Chaidez Rescheduled for Oral Arguments on Thursday - Updated
After a two delay because of Hurricane Sandy, the U.S. Supreme Court heard oral arguments in Chaidez v United States, No. 11-820. In Chaidez, the Court will decide whether its 2010 ruling in Padilla v Kentucky, __ U.S. ___, 130 S.Ct. 1473 (2010) is retroactive. Padilla stated that counsel has a duty to inform a non-citizen client about deportation consequences of the plea. SCOTUS blog has a nice summary of the case.Update: Here is a link to the oral argument transcript. Here is a link to the audio transcript. I’ve read the transcript on this one and it is going to be close.

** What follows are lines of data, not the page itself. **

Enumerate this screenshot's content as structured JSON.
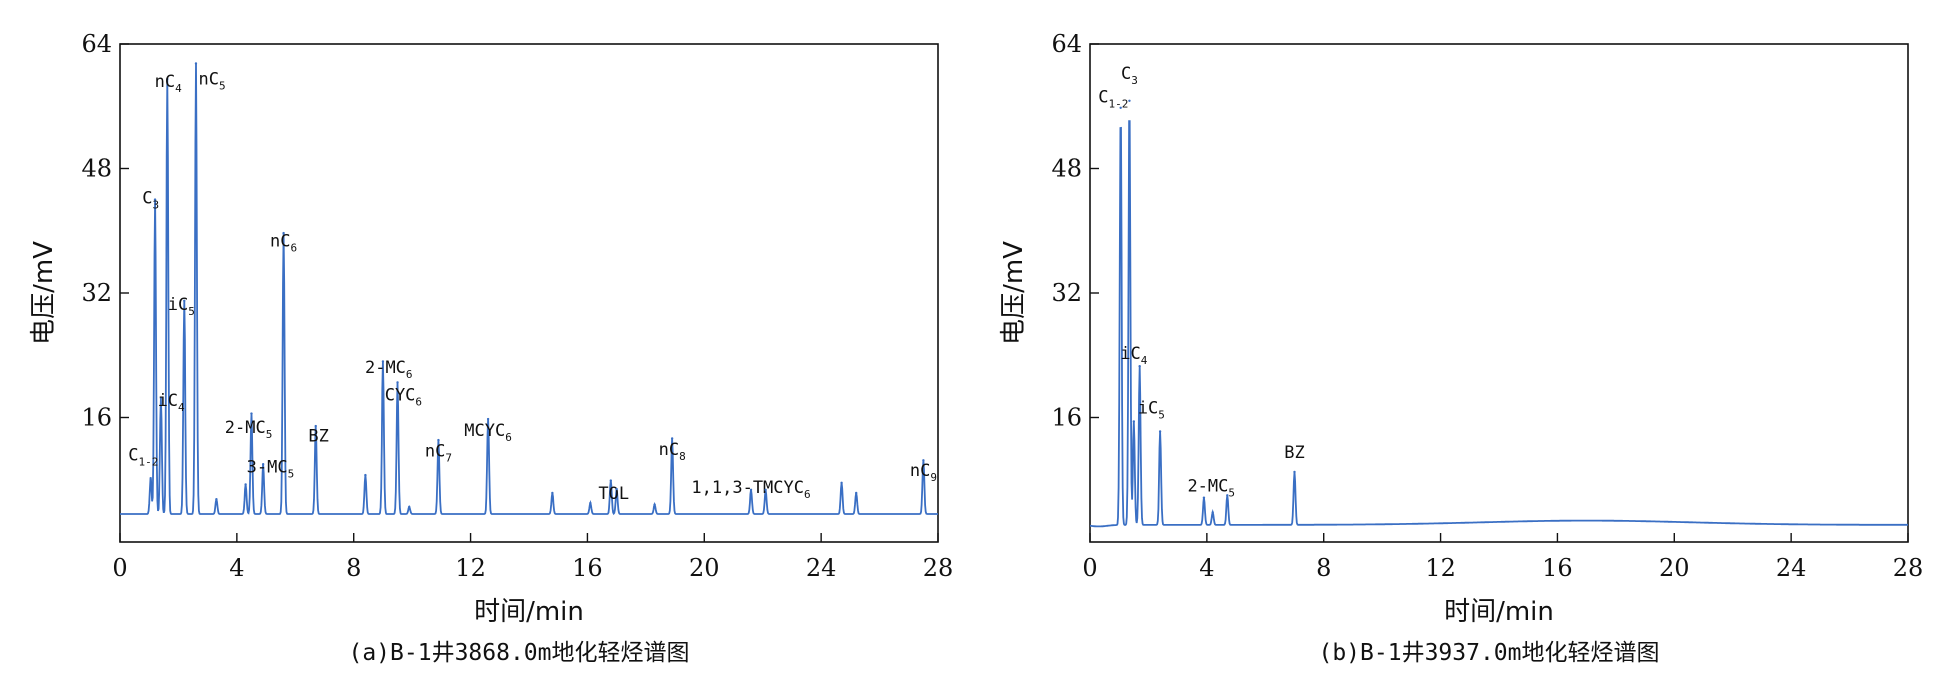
{
  "chart_data": [
    {
      "id": "a",
      "type": "line",
      "title": "(a)B-1井3868.0m地化轻烃谱图",
      "xlabel": "时间/min",
      "ylabel": "电压/mV",
      "xlim": [
        0,
        28
      ],
      "ylim": [
        0,
        64
      ],
      "xticks": [
        0,
        4,
        8,
        12,
        16,
        20,
        24,
        28
      ],
      "yticks": [
        16,
        32,
        48,
        64
      ],
      "baseline": 3.6,
      "line_color": "#3a6fc4",
      "peaks": [
        {
          "x": 1.05,
          "y": 8.2,
          "label": "C",
          "sub": "1-2",
          "lx": 0.8,
          "ly": 10.5
        },
        {
          "x": 1.2,
          "y": 44,
          "label": "C",
          "sub": "3",
          "lx": 1.05,
          "ly": 43.5
        },
        {
          "x": 1.4,
          "y": 18.5,
          "label": "iC",
          "sub": "4",
          "lx": 1.75,
          "ly": 17.5
        },
        {
          "x": 1.62,
          "y": 59.5,
          "label": "nC",
          "sub": "4",
          "lx": 1.65,
          "ly": 58.5
        },
        {
          "x": 2.2,
          "y": 31,
          "label": "iC",
          "sub": "5",
          "lx": 2.1,
          "ly": 29.8
        },
        {
          "x": 2.6,
          "y": 61.5,
          "label": "nC",
          "sub": "5",
          "lx": 3.15,
          "ly": 58.8
        },
        {
          "x": 3.3,
          "y": 5.5
        },
        {
          "x": 4.3,
          "y": 7.4
        },
        {
          "x": 4.5,
          "y": 16.5,
          "label": "2-MC",
          "sub": "5",
          "lx": 4.4,
          "ly": 14.0
        },
        {
          "x": 4.9,
          "y": 10.0,
          "label": "3-MC",
          "sub": "5",
          "lx": 5.15,
          "ly": 8.9
        },
        {
          "x": 5.6,
          "y": 39.7,
          "label": "nC",
          "sub": "6",
          "lx": 5.6,
          "ly": 38.0
        },
        {
          "x": 6.7,
          "y": 14.9,
          "label": "BZ",
          "lx": 6.8,
          "ly": 12.9
        },
        {
          "x": 8.4,
          "y": 8.6
        },
        {
          "x": 9.0,
          "y": 23.2,
          "label": "2-MC",
          "sub": "6",
          "lx": 9.2,
          "ly": 21.7
        },
        {
          "x": 9.5,
          "y": 20.5,
          "label": "CYC",
          "sub": "6",
          "lx": 9.7,
          "ly": 18.2
        },
        {
          "x": 9.9,
          "y": 4.5
        },
        {
          "x": 10.9,
          "y": 13.1,
          "label": "nC",
          "sub": "7",
          "lx": 10.9,
          "ly": 11.0
        },
        {
          "x": 12.6,
          "y": 15.8,
          "label": "MCYC",
          "sub": "6",
          "lx": 12.6,
          "ly": 13.6
        },
        {
          "x": 14.8,
          "y": 6.3
        },
        {
          "x": 16.1,
          "y": 5.0
        },
        {
          "x": 16.8,
          "y": 7.9,
          "label": "TOL",
          "lx": 16.9,
          "ly": 5.5
        },
        {
          "x": 17.0,
          "y": 6.8
        },
        {
          "x": 18.3,
          "y": 4.8
        },
        {
          "x": 18.9,
          "y": 13.3,
          "label": "nC",
          "sub": "8",
          "lx": 18.9,
          "ly": 11.2
        },
        {
          "x": 21.6,
          "y": 6.7,
          "label": "1,1,3-TMCYC",
          "sub": "6",
          "lx": 21.6,
          "ly": 6.3
        },
        {
          "x": 22.1,
          "y": 6.7
        },
        {
          "x": 24.7,
          "y": 7.6
        },
        {
          "x": 25.2,
          "y": 6.3
        },
        {
          "x": 27.5,
          "y": 10.5,
          "label": "nC",
          "sub": "9",
          "lx": 27.5,
          "ly": 8.5
        }
      ]
    },
    {
      "id": "b",
      "type": "line",
      "title": "(b)B-1井3937.0m地化轻烃谱图",
      "xlabel": "时间/min",
      "ylabel": "电压/mV",
      "xlim": [
        0,
        28
      ],
      "ylim": [
        0,
        64
      ],
      "xticks": [
        0,
        4,
        8,
        12,
        16,
        20,
        24,
        28
      ],
      "yticks": [
        16,
        32,
        48,
        64
      ],
      "baseline": 2.2,
      "line_color": "#3a6fc4",
      "peaks": [
        {
          "x": 1.05,
          "y": 55.8,
          "label": "C",
          "sub": "1-2",
          "lx": 0.8,
          "ly": 56.5
        },
        {
          "x": 1.35,
          "y": 56.7,
          "label": "C",
          "sub": "3",
          "lx": 1.35,
          "ly": 59.5
        },
        {
          "x": 1.5,
          "y": 15.5
        },
        {
          "x": 1.7,
          "y": 22.6,
          "label": "iC",
          "sub": "4",
          "lx": 1.5,
          "ly": 23.5
        },
        {
          "x": 2.4,
          "y": 14.2,
          "label": "iC",
          "sub": "5",
          "lx": 2.1,
          "ly": 16.5
        },
        {
          "x": 3.9,
          "y": 5.7,
          "label": "2-MC",
          "sub": "5",
          "lx": 4.15,
          "ly": 6.5
        },
        {
          "x": 4.2,
          "y": 3.8
        },
        {
          "x": 4.7,
          "y": 6.0
        },
        {
          "x": 7.0,
          "y": 9.0,
          "label": "BZ",
          "lx": 7.0,
          "ly": 10.8
        }
      ]
    }
  ]
}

Great Drunk Driving Ruling from Canadian Supreme Court
Criminal defendants are frequently charged and convicted for drunk driving for sitting behind the wheel of a parked but running car trying to keep warm. The least sympathetic case happens when the Defendant’s car is stuck in a ditch with fresh tire tracks. Courts will infer the Defendant drove the car into the ditch while being drunk. A more sympathetic situation happens when the Defendant is using the vehicle as a means of temporary shelter and has no intention to move the vehicle.In R. v. Boudreault 2012 SCC 56, there was no question that the Defendant was too drunk to drive -- he asked a friend to call a cab to take him home for precisely this reason. His friend called twice and the cab didn’t come. At that point, the Defendant had to wait outside for the cab on a bitterly cold evening. According to the trial testimony, the temperature outside was -15C (5F). Eventually, the Defendant went to his trunk, started the truck, and waited for the cab. He made no attempt to move the vehicle. He eventually either passed out or fell asleep. When the cab finally showed, the cabbie didn’t try to wake the Defendant; he called the police. When the police arrived, they woke the Defendant and arrested him for drunk driving. The Quebec trial court dismissed the charges against the Defendant (2010 QCCQ 11443 (CanLII)) and the Crown appealed. The Quebec Court of Appeals reversed the dismissal stating that the Defendant had control and dominion over the vehicle (2011 QCCA 2071 (CanLII)). The opinion is in French. Click here for a Google translation of the ruling. The trial court made an express finding of fact that the Defendant had no intent to move the vehicle and did not move the vehicle. The Quebec Court of Appeals stated an intent to move or drive the car was not required.The Canadian Supreme Court disagreed. The Court accepted the trial court’s premise that the Defendant did not have an intent to move the car and that the statute needed to be interpreted in light of the statute’s purpose -- to keep drunk driver’s off the road and to protect the public. “
Parliament’s objective in enacting s. 253 of the Code was to prevent a risk of danger to public safety: Toews at p. 126, citing R. v. Price (1978), 40 C.C.C. (2d) 378 (N.B.C.A.), at p. 384. Accordingly, conduct that presents no such risk falls outside the intended reach of the offence.”